Когда в бане на помывке ему кинули к ногам кусок серого мыла и вафельное полотенце — Игорь лишь презрительно отшвырнул их ногой. Он был наслышан о подобных подвохах и вел себя осмотрительно. Но сто семнадцатая — есть сто семнадцатая, и когда он “заезжал” в камеру, то больше всего опасался, что бугор отряда поставит ему “минус” и что его тут же начнут бить все разом, сообща. К счастью, юный бугор отряда придерживался других принципов, более гуманных.
— Стой здесь, — рявкнул бугор, приказывая ему остановиться возле дальняка, то есть параши.
Игорь повиновался и затравленным взглядом оглядел барак. Десятка два наглых, ухмыляющихся лиц, лежа на шконках, пялились на него.
— Здравствуй, Маша, — сказал один из заключенных.
— Я не Маша, — возразил Игорь.
— Нет, ты Маша, — ласково произнес зек. — Машенька, Машутка.
Послышался дружный смех, который звучал хрипло, надсаженно и походил на коллективный кашель. Бугор отряда сделал знак одному из своих шестерок проверить “Машу” на предмет подлинности, уж не выдает ли себя “Маша” за кого другого, не втирает ли уркам очки?
Нахальный малый азиатского типа развязной приблатненной походкой приблизился к Игорю, обошел его вокруг и встал за его спиной.
— Слышь, бугор, а зад у него ничего, клевый, — весело заявил он.
— А ты сними с него штаны, проверим, — посоветовал бугор.
Едва азиат дотронулся рукой до штанов Игоря, как новичок молниеносно ударил его локтем по носу, развернувшись, нанес второй удар и поверг его на пол, неподалеку от отхожего места.

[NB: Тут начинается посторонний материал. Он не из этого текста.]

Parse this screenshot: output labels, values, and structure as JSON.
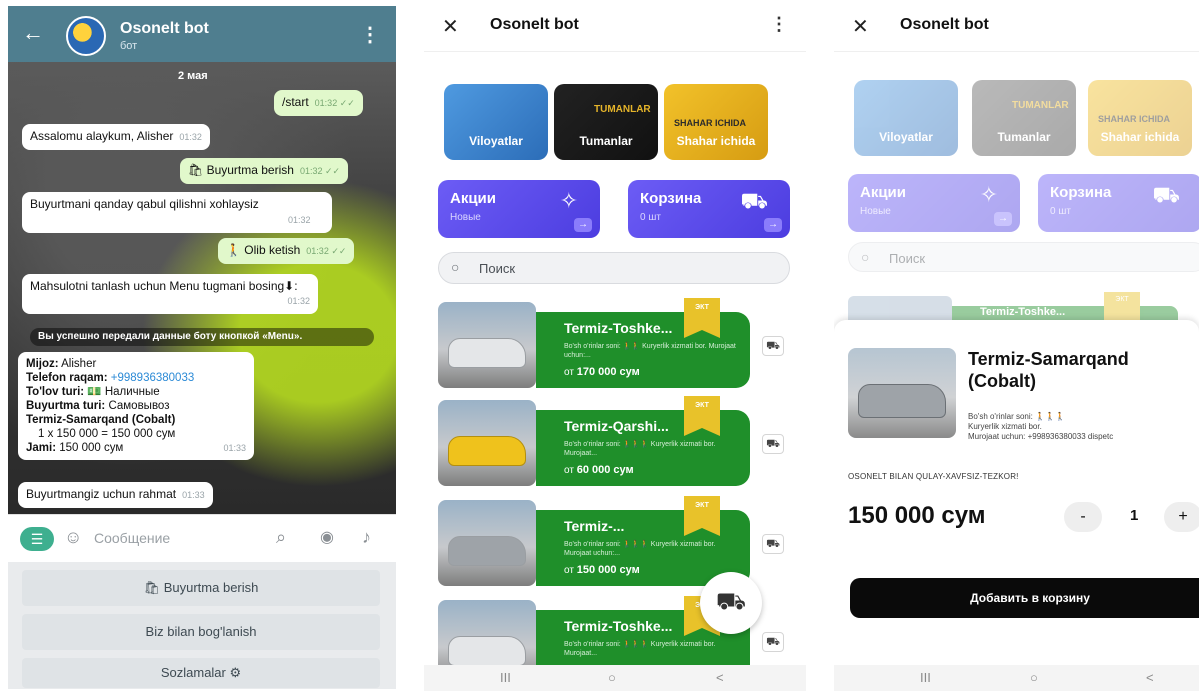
{
  "chat": {
    "back": "←",
    "title": "Osonelt bot",
    "subtitle": "бот",
    "more": "⋮",
    "date": "2 мая",
    "messages": [
      {
        "text": "/start",
        "time": "01:32 ✓✓"
      },
      {
        "text": "Assalomu alaykum, Alisher",
        "time": "01:32"
      },
      {
        "text": "🛍 Buyurtma berish",
        "time": "01:32 ✓✓"
      },
      {
        "text": "Buyurtmani qanday qabul qilishni xohlaysiz",
        "time": "01:32"
      },
      {
        "text": "🚶 Olib ketish",
        "time": "01:32 ✓✓"
      },
      {
        "text": "Mahsulotni tanlash uchun Menu tugmani bosing⬇:",
        "time": "01:32"
      }
    ],
    "system_note": "Вы успешно передали данные боту кнопкой «Menu».",
    "order": {
      "mijoz_label": "Mijoz:",
      "mijoz_value": "Alisher",
      "telefon_label": "Telefon raqam:",
      "telefon_value": "+998936380033",
      "tolov_label": "To'lov turi:",
      "tolov_value": "💵 Наличные",
      "buyurtma_label": "Buyurtma turi:",
      "buyurtma_value": "Самовывоз",
      "item_name": "Termiz-Samarqand (Cobalt)",
      "item_line": "1 x 150 000 = 150 000 сум",
      "jami_label": "Jami:",
      "jami_value": "150 000 сум",
      "time": "01:33"
    },
    "thanks": {
      "text": "Buyurtmangiz uchun rahmat",
      "time": "01:33"
    },
    "input_placeholder": "Сообщение",
    "keyboard": [
      "🛍 Buyurtma berish",
      "Biz bilan bog'lanish",
      "Sozlamalar ⚙"
    ]
  },
  "miniapp": {
    "close": "✕",
    "title": "Osonelt bot",
    "more": "⋮",
    "categories": [
      "Viloyatlar",
      "Tumanlar",
      "Shahar ichida"
    ],
    "category_art": {
      "tumanlar": "TUMANLAR",
      "shahar": "SHAHAR ICHIDA"
    },
    "promo": {
      "title": "Акции",
      "sub": "Новые"
    },
    "cart": {
      "title": "Корзина",
      "sub": "0 шт"
    },
    "search_placeholder": "Поиск",
    "badge": "ЭКТ",
    "products": [
      {
        "name": "Termiz-Toshke...",
        "desc": "Bo'sh o'rinlar soni: 🚶🚶 Kuryerlik xizmati bor. Murojaat uchun:...",
        "price_prefix": "от",
        "price": "170 000 сум"
      },
      {
        "name": "Termiz-Qarshi...",
        "desc": "Bo'sh o'rinlar soni: 🚶🚶🚶 Kuryerlik xizmati bor. Murojaat...",
        "price_prefix": "от",
        "price": "60 000 сум"
      },
      {
        "name": "Termiz-...",
        "desc": "Bo'sh o'rinlar soni: 🚶🚶🚶 Kuryerlik xizmati bor. Murojaat uchun:...",
        "price_prefix": "от",
        "price": "150 000 сум"
      },
      {
        "name": "Termiz-Toshke...",
        "desc": "Bo'sh o'rinlar soni: 🚶🚶🚶 Kuryerlik xizmati bor. Murojaat...",
        "price_prefix": "",
        "price": ""
      }
    ],
    "nav": [
      "III",
      "○",
      "<"
    ]
  },
  "product_sheet": {
    "close": "✕",
    "title": "Osonelt bot",
    "sliver_name": "Termiz-Toshke...",
    "name": "Termiz-Samarqand (Cobalt)",
    "desc_line1": "Bo'sh o'rinlar soni: 🚶🚶🚶",
    "desc_line2": "Kuryerlik xizmati bor.",
    "desc_line3": "Murojaat uchun: +998936380033 dispetc",
    "slogan": "OSONELT BILAN QULAY-XAVFSIZ-TEZKOR!",
    "price": "150 000 сум",
    "qty": "1",
    "minus": "-",
    "plus": "+",
    "add_button": "Добавить в корзину",
    "nav": [
      "III",
      "○",
      "<"
    ]
  },
  "colors": {
    "telegram_header": "#4f7e8f",
    "promo": "#5a4cec",
    "product_card": "#1f8f2a",
    "badge": "#e8c22a"
  }
}
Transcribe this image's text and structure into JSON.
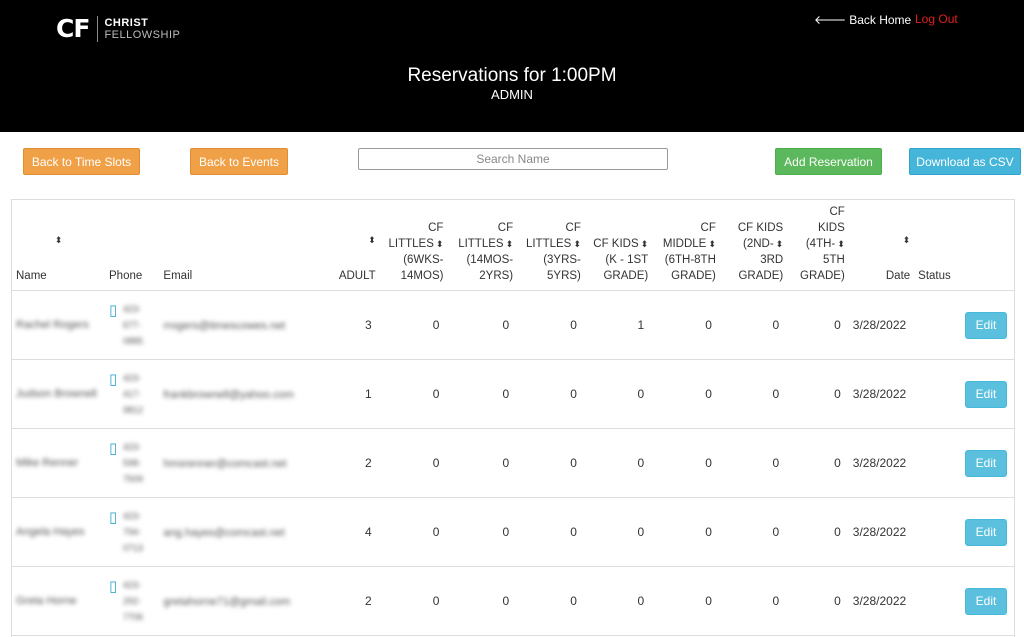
{
  "header": {
    "logo_mark": "CF",
    "logo_line1": "CHRIST",
    "logo_line2": "FELLOWSHIP",
    "back_home": "Back Home",
    "logout": "Log Out",
    "title": "Reservations for 1:00PM",
    "subtitle": "ADMIN"
  },
  "toolbar": {
    "back_time_slots": "Back to Time Slots",
    "back_events": "Back to Events",
    "search_placeholder": "Search Name",
    "add_reservation": "Add Reservation",
    "download_csv": "Download as CSV"
  },
  "colors": {
    "header_bg": "#000000",
    "orange": "#f0a046",
    "green": "#5cb85c",
    "blue": "#45b5da",
    "logout": "#e02020"
  },
  "table": {
    "columns": {
      "name": "Name",
      "phone": "Phone",
      "email": "Email",
      "adult": "ADULT",
      "littles1": [
        "CF",
        "LITTLES",
        "(6WKS-",
        "14MOS)"
      ],
      "littles2": [
        "CF",
        "LITTLES",
        "(14MOS-",
        "2YRS)"
      ],
      "littles3": [
        "CF",
        "LITTLES",
        "(3YRS-",
        "5YRS)"
      ],
      "kids1": [
        "CF KIDS",
        "(K - 1ST",
        "GRADE)"
      ],
      "middle": [
        "CF",
        "MIDDLE",
        "(6TH-8TH",
        "GRADE)"
      ],
      "kids2": [
        "CF KIDS",
        "(2ND-",
        "3RD",
        "GRADE)"
      ],
      "kids3": [
        "CF",
        "KIDS",
        "(4TH-",
        "5TH",
        "GRADE)"
      ],
      "date": "Date",
      "status": "Status"
    },
    "edit_label": "Edit",
    "rows": [
      {
        "name": "Rachel Rogers",
        "phone": [
          "423-",
          "677-",
          "0885"
        ],
        "email": "rrogers@timescowes.net",
        "adult": "3",
        "l1": "0",
        "l2": "0",
        "l3": "0",
        "k1": "1",
        "mid": "0",
        "k2": "0",
        "k3": "0",
        "date": "3/28/2022"
      },
      {
        "name": "Judson Brownell",
        "phone": [
          "423-",
          "417-",
          "9812"
        ],
        "email": "frankbrownell@yahoo.com",
        "adult": "1",
        "l1": "0",
        "l2": "0",
        "l3": "0",
        "k1": "0",
        "mid": "0",
        "k2": "0",
        "k3": "0",
        "date": "3/28/2022"
      },
      {
        "name": "Mike Renner",
        "phone": [
          "423-",
          "598-",
          "7509"
        ],
        "email": "hmsrenner@comcast.net",
        "adult": "2",
        "l1": "0",
        "l2": "0",
        "l3": "0",
        "k1": "0",
        "mid": "0",
        "k2": "0",
        "k3": "0",
        "date": "3/28/2022"
      },
      {
        "name": "Angela Hayes",
        "phone": [
          "423-",
          "794-",
          "0713"
        ],
        "email": "ang.hayes@comcast.net",
        "adult": "4",
        "l1": "0",
        "l2": "0",
        "l3": "0",
        "k1": "0",
        "mid": "0",
        "k2": "0",
        "k3": "0",
        "date": "3/28/2022"
      },
      {
        "name": "Greta Horne",
        "phone": [
          "423-",
          "292-",
          "7706"
        ],
        "email": "gretahorne71@gmail.com",
        "adult": "2",
        "l1": "0",
        "l2": "0",
        "l3": "0",
        "k1": "0",
        "mid": "0",
        "k2": "0",
        "k3": "0",
        "date": "3/28/2022"
      }
    ]
  }
}
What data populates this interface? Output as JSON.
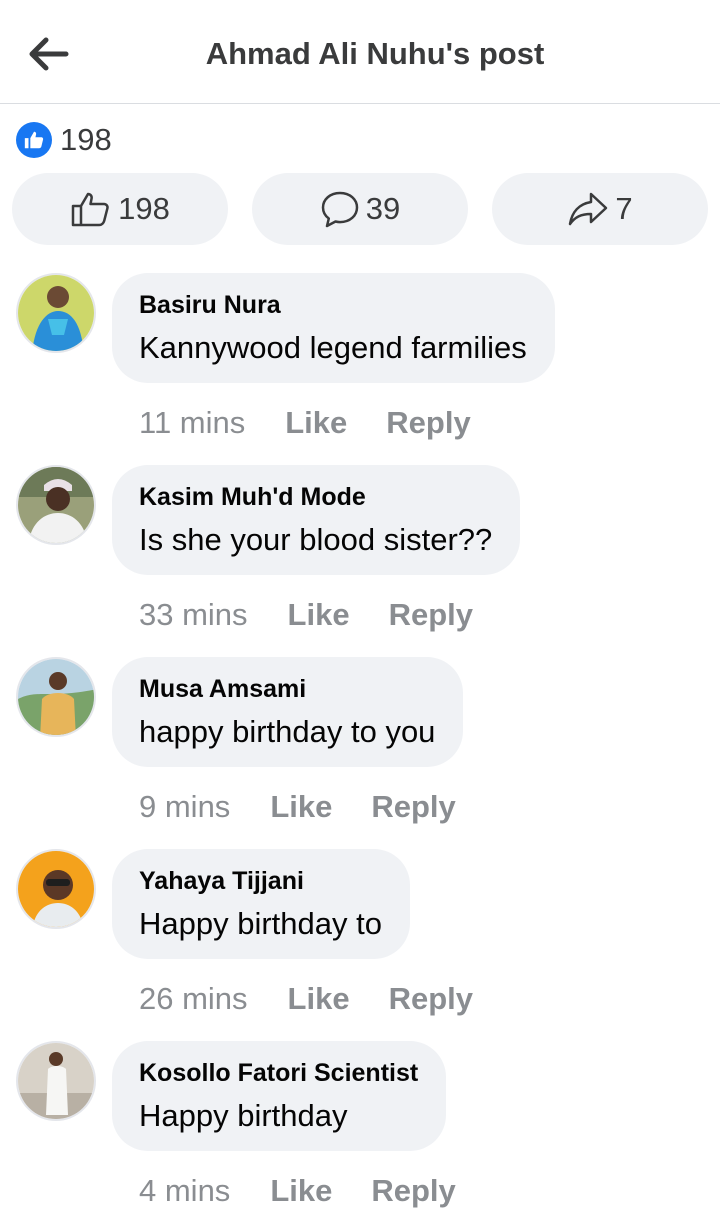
{
  "header": {
    "title": "Ahmad Ali Nuhu's post",
    "back_icon": "arrow-left-icon"
  },
  "reactions": {
    "count": "198",
    "icon": "like-badge-icon",
    "accent_color": "#1877f2"
  },
  "actions": {
    "like_count": "198",
    "comment_count": "39",
    "share_count": "7"
  },
  "comments": [
    {
      "author": "Basiru Nura",
      "text": "Kannywood legend farmilies",
      "time": "11 mins",
      "like_label": "Like",
      "reply_label": "Reply"
    },
    {
      "author": "Kasim Muh'd Mode",
      "text": "Is she your blood sister??",
      "time": "33 mins",
      "like_label": "Like",
      "reply_label": "Reply"
    },
    {
      "author": "Musa Amsami",
      "text": "happy birthday to you",
      "time": "9 mins",
      "like_label": "Like",
      "reply_label": "Reply"
    },
    {
      "author": "Yahaya Tijjani",
      "text": "Happy birthday to",
      "time": "26 mins",
      "like_label": "Like",
      "reply_label": "Reply"
    },
    {
      "author": "Kosollo Fatori Scientist",
      "text": "Happy birthday",
      "time": "4 mins",
      "like_label": "Like",
      "reply_label": "Reply"
    }
  ]
}
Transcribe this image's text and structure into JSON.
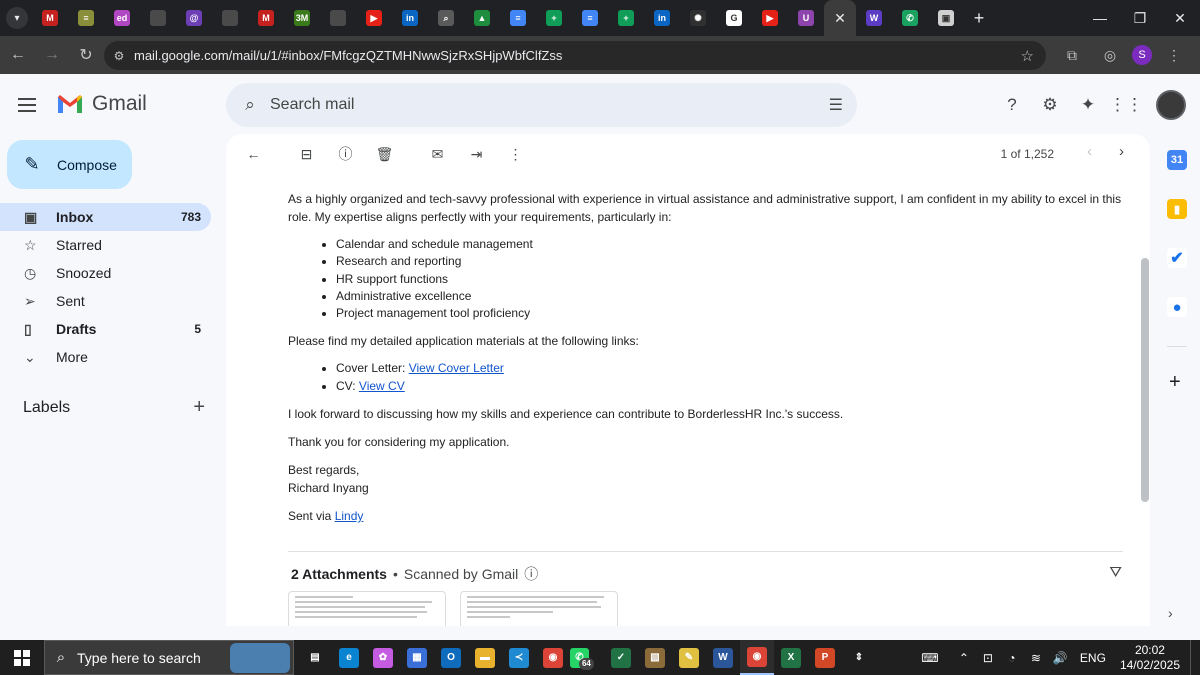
{
  "browser": {
    "tabs": [
      {
        "icon": "gmail-icon",
        "color": "#c5221f",
        "glyph": "M"
      },
      {
        "icon": "stack-icon",
        "color": "#8a8f3a",
        "glyph": "≡"
      },
      {
        "icon": "ed-icon",
        "color": "#b146c2",
        "glyph": "ed"
      },
      {
        "icon": "generic-icon",
        "color": "#4a4a4a",
        "glyph": ""
      },
      {
        "icon": "circle-logo-icon",
        "color": "#6c3fb5",
        "glyph": "@"
      },
      {
        "icon": "generic-icon",
        "color": "#4a4a4a",
        "glyph": ""
      },
      {
        "icon": "gmail-icon",
        "color": "#c5221f",
        "glyph": "M"
      },
      {
        "icon": "3m-icon",
        "color": "#3a7a1a",
        "glyph": "3M"
      },
      {
        "icon": "generic-icon",
        "color": "#4a4a4a",
        "glyph": ""
      },
      {
        "icon": "youtube-icon",
        "color": "#e62117",
        "glyph": "▶"
      },
      {
        "icon": "linkedin-icon",
        "color": "#0a66c2",
        "glyph": "in"
      },
      {
        "icon": "search-icon",
        "color": "#5a5a5a",
        "glyph": "⌕"
      },
      {
        "icon": "drive-icon",
        "color": "#1e8e3e",
        "glyph": "▲"
      },
      {
        "icon": "docs-icon",
        "color": "#4285f4",
        "glyph": "≡"
      },
      {
        "icon": "sheets-icon",
        "color": "#0f9d58",
        "glyph": "+"
      },
      {
        "icon": "docs-icon",
        "color": "#4285f4",
        "glyph": "≡"
      },
      {
        "icon": "sheets-icon",
        "color": "#0f9d58",
        "glyph": "+"
      },
      {
        "icon": "linkedin-icon",
        "color": "#0a66c2",
        "glyph": "in"
      },
      {
        "icon": "openai-icon",
        "color": "#303030",
        "glyph": "✺"
      },
      {
        "icon": "google-icon",
        "color": "#ffffff",
        "glyph": "G"
      },
      {
        "icon": "music-icon",
        "color": "#e62117",
        "glyph": "▶"
      },
      {
        "icon": "u-icon",
        "color": "#8e44ad",
        "glyph": "U"
      }
    ],
    "tabs_after": [
      {
        "icon": "wave-icon",
        "color": "#5b3cc4",
        "glyph": "W"
      },
      {
        "icon": "phone-icon",
        "color": "#1aa260",
        "glyph": "✆"
      },
      {
        "icon": "window-icon",
        "color": "#d0d0d0",
        "glyph": "▣"
      }
    ],
    "url": "mail.google.com/mail/u/1/#inbox/FMfcgzQZTMHNwwSjzRxSHjpWbfClfZss",
    "profile_initial": "S"
  },
  "gmail": {
    "logo_text": "Gmail",
    "search_placeholder": "Search mail",
    "compose_label": "Compose",
    "nav": [
      {
        "key": "inbox",
        "icon": "inbox-icon",
        "glyph": "▣",
        "label": "Inbox",
        "count": "783",
        "active": true,
        "bold": true
      },
      {
        "key": "starred",
        "icon": "star-icon",
        "glyph": "☆",
        "label": "Starred",
        "count": ""
      },
      {
        "key": "snoozed",
        "icon": "clock-icon",
        "glyph": "◷",
        "label": "Snoozed",
        "count": ""
      },
      {
        "key": "sent",
        "icon": "send-icon",
        "glyph": "➢",
        "label": "Sent",
        "count": ""
      },
      {
        "key": "drafts",
        "icon": "draft-icon",
        "glyph": "▯",
        "label": "Drafts",
        "count": "5",
        "bold": true
      },
      {
        "key": "more",
        "icon": "chevron-down-icon",
        "glyph": "⌄",
        "label": "More",
        "count": ""
      }
    ],
    "labels_title": "Labels",
    "pager": "1 of 1,252"
  },
  "email": {
    "para1": "As a highly organized and tech-savvy professional with experience in virtual assistance and administrative support, I am confident in my ability to excel in this role. My expertise aligns perfectly with your requirements, particularly in:",
    "skills": [
      "Calendar and schedule management",
      "Research and reporting",
      "HR support functions",
      "Administrative excellence",
      "Project management tool proficiency"
    ],
    "para2": "Please find my detailed application materials at the following links:",
    "links": [
      {
        "prefix": "Cover Letter: ",
        "link": "View Cover Letter"
      },
      {
        "prefix": "CV: ",
        "link": "View CV"
      }
    ],
    "para3": "I look forward to discussing how my skills and experience can contribute to BorderlessHR Inc.'s success.",
    "para4": "Thank you for considering my application.",
    "closing": "Best regards,",
    "signature": "Richard Inyang",
    "sent_via_prefix": "Sent via ",
    "sent_via_link": "Lindy",
    "attachments_count": "2 Attachments",
    "attachments_dot": "•",
    "scanned": "Scanned by Gmail"
  },
  "taskbar": {
    "search_placeholder": "Type here to search",
    "lang": "ENG",
    "time": "20:02",
    "date": "14/02/2025",
    "badge": "64"
  }
}
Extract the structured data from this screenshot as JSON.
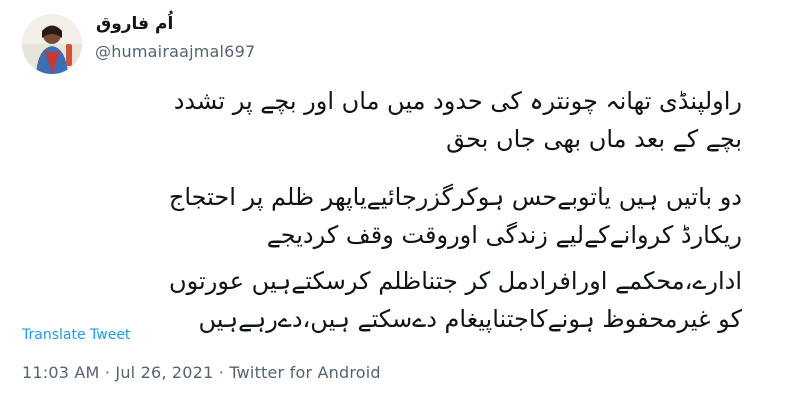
{
  "author": {
    "display_name": "اُم فاروق",
    "handle": "@humairaajmal697"
  },
  "tweet": {
    "paragraphs": [
      [
        "راولپنڈی تھانہ چونترہ کی حدود میں ماں اور بچے پر تشدد",
        "بچے کے بعد ماں بھی جاں بحق"
      ],
      [
        "دو باتیں ہیں یاتوبےحس ہوکرگزرجائیےیاپھر ظلم پر احتجاج",
        "ریکارڈ کروانےکےلیے زندگی اوروقت وقف کردیجے"
      ],
      [
        "ادارے،محکمے اورافرادمل کر جتناظلم کرسکتےہیں عورتوں",
        "کو غیرمحفوظ ہونےکاجتناپیغام دےسکتے ہیں،دےرہےہیں"
      ]
    ],
    "translate_label": "Translate Tweet"
  },
  "meta": {
    "time": "11:03 AM",
    "date": "Jul 26, 2021",
    "separator": " · ",
    "source": "Twitter for Android"
  }
}
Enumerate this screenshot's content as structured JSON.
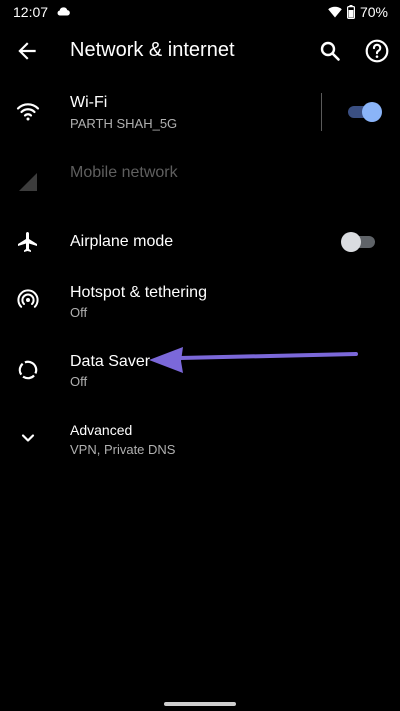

Азиат стонал. Со шконок раздались крики. Кое-кто и вовсе повскакивал с них. Дескать, что за “непонятка” возникла, что это сто семнадцатая буреет? Бугор отряда рассудил иначе. Жестом римского императора он указал пальцем на одного из своих гладиаторов. Невысокого роста приземистый крепыш слез со шконки, твердой нормальной походкой подошел к новичку и остановился от него шагах в трех.
— Какой цвет любишь? — спросил крепенький малец. — Красный, черный, а может, голубенький?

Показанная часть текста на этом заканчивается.